Ram Dass’s biggest public success came in 1971, when the Lama Foundation published “Be Here Now,” originally issuing it as loose pages in a box. It has had more than three dozen printings, with total sales exceeding two million.
Here, in its entirety, is Page 2: “Consciousness = energy = love = awareness = light = wisdom = beauty = truth = purity. It’s all the SAME. Any trip you want to take leads to the SAME place.”
By the 1980s, Ram Dass had a change of mind and image. He shaved off the beard but left a neatly trimmed mustache. He tried to drop his Indian name — he no longer wanted to be a cult figure — but his publisher vetoed the idea. He said that he had never intended to be a guru and that Harvard had been right to throw him out.
He continued to turn out books and recordings, however. He started or helped to start foundations to promote his charities, several to help prisoners, and to spread his message of spiritual equanimity. He made sure his books and tapes were reasonably priced.

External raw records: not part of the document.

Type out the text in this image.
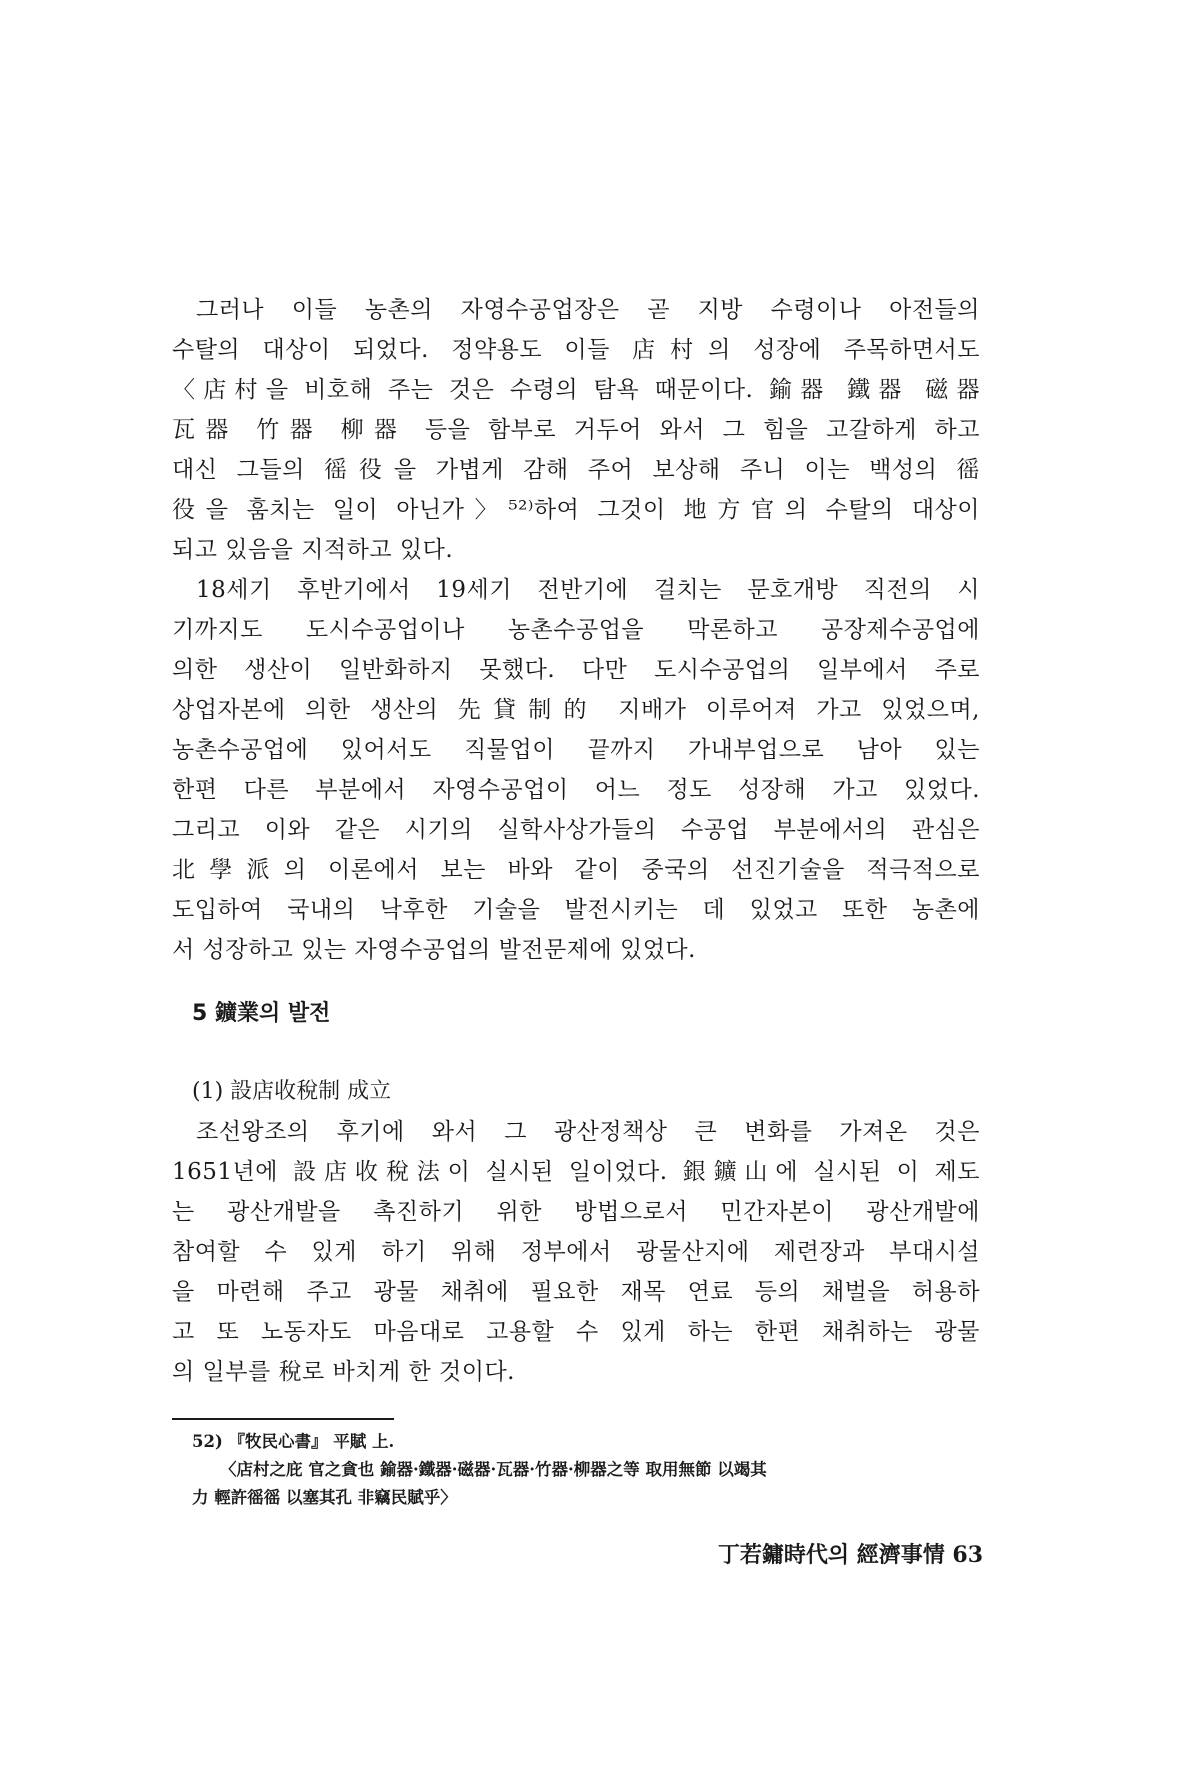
그러나 이들 농촌의 자영수공업장은 곧 지방 수령이나 아전들의
수탈의 대상이 되었다. 정약용도 이들 店村의 성장에 주목하면서도
〈店村을 비호해 주는 것은 수령의 탐욕 때문이다. 鍮器 鐵器 磁器
瓦器 竹器 柳器 등을 함부로 거두어 와서 그 힘을 고갈하게 하고
대신 그들의 徭役을 가볍게 감해 주어 보상해 주니 이는 백성의 徭
役을 훔치는 일이 아닌가〉⁵²⁾하여 그것이 地方官의 수탈의 대상이
되고 있음을 지적하고 있다.
18세기 후반기에서 19세기 전반기에 걸치는 문호개방 직전의 시
기까지도 도시수공업이나 농촌수공업을 막론하고 공장제수공업에
의한 생산이 일반화하지 못했다. 다만 도시수공업의 일부에서 주로
상업자본에 의한 생산의 先貸制的 지배가 이루어져 가고 있었으며,
농촌수공업에 있어서도 직물업이 끝까지 가내부업으로 남아 있는
한편 다른 부분에서 자영수공업이 어느 정도 성장해 가고 있었다.
그리고 이와 같은 시기의 실학사상가들의 수공업 부분에서의 관심은
北學派의 이론에서 보는 바와 같이 중국의 선진기술을 적극적으로
도입하여 국내의 낙후한 기술을 발전시키는 데 있었고 또한 농촌에
서 성장하고 있는 자영수공업의 발전문제에 있었다.
5 鑛業의 발전
(1) 設店收稅制 成立
조선왕조의 후기에 와서 그 광산정책상 큰 변화를 가져온 것은
1651년에 設店收稅法이 실시된 일이었다. 銀鑛山에 실시된 이 제도
는 광산개발을 촉진하기 위한 방법으로서 민간자본이 광산개발에
참여할 수 있게 하기 위해 정부에서 광물산지에 제련장과 부대시설
을 마련해 주고 광물 채취에 필요한 재목 연료 등의 채벌을 허용하
고 또 노동자도 마음대로 고용할 수 있게 하는 한편 채취하는 광물
의 일부를 稅로 바치게 한 것이다.
52) 『牧民心書』 平賦 上.
〈店村之庇 官之貪也 鍮器·鐵器·磁器·瓦器·竹器·柳器之等 取用無節 以竭其
力 輕許徭徭 以塞其孔 非竊民賦乎〉
丁若鏞時代의 經濟事情 63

The old orthodoxies slipped away. He said he realized that his 400 LSD trips had not been nearly as enlightening as his drugless spiritual epiphanies — although, he said, he continued to take one or two drug trips a year for old time’s sake. He said other religions, including the Judaism that he had rejected as a young man, were as valid as Eastern religions.
In a 1997 interview with the website “Gay Today,” Ram Dass said he had always been primarily homosexual, despite earlier statements that he was bisexual. “I always had a front to go to faculty dinners and things like that,” he said. He said he had had thousands of clandestine homosexual encounters.
In 2010, he received a letter from a man, a stranger, saying that Ram Dass might be the father of the man’s brother. DNA tests proved that Peter Reichard, a 53-year-old banker in North Carolina, was indeed Ram Dass’s son, the offspring of a liaison with a Stanford graduate student.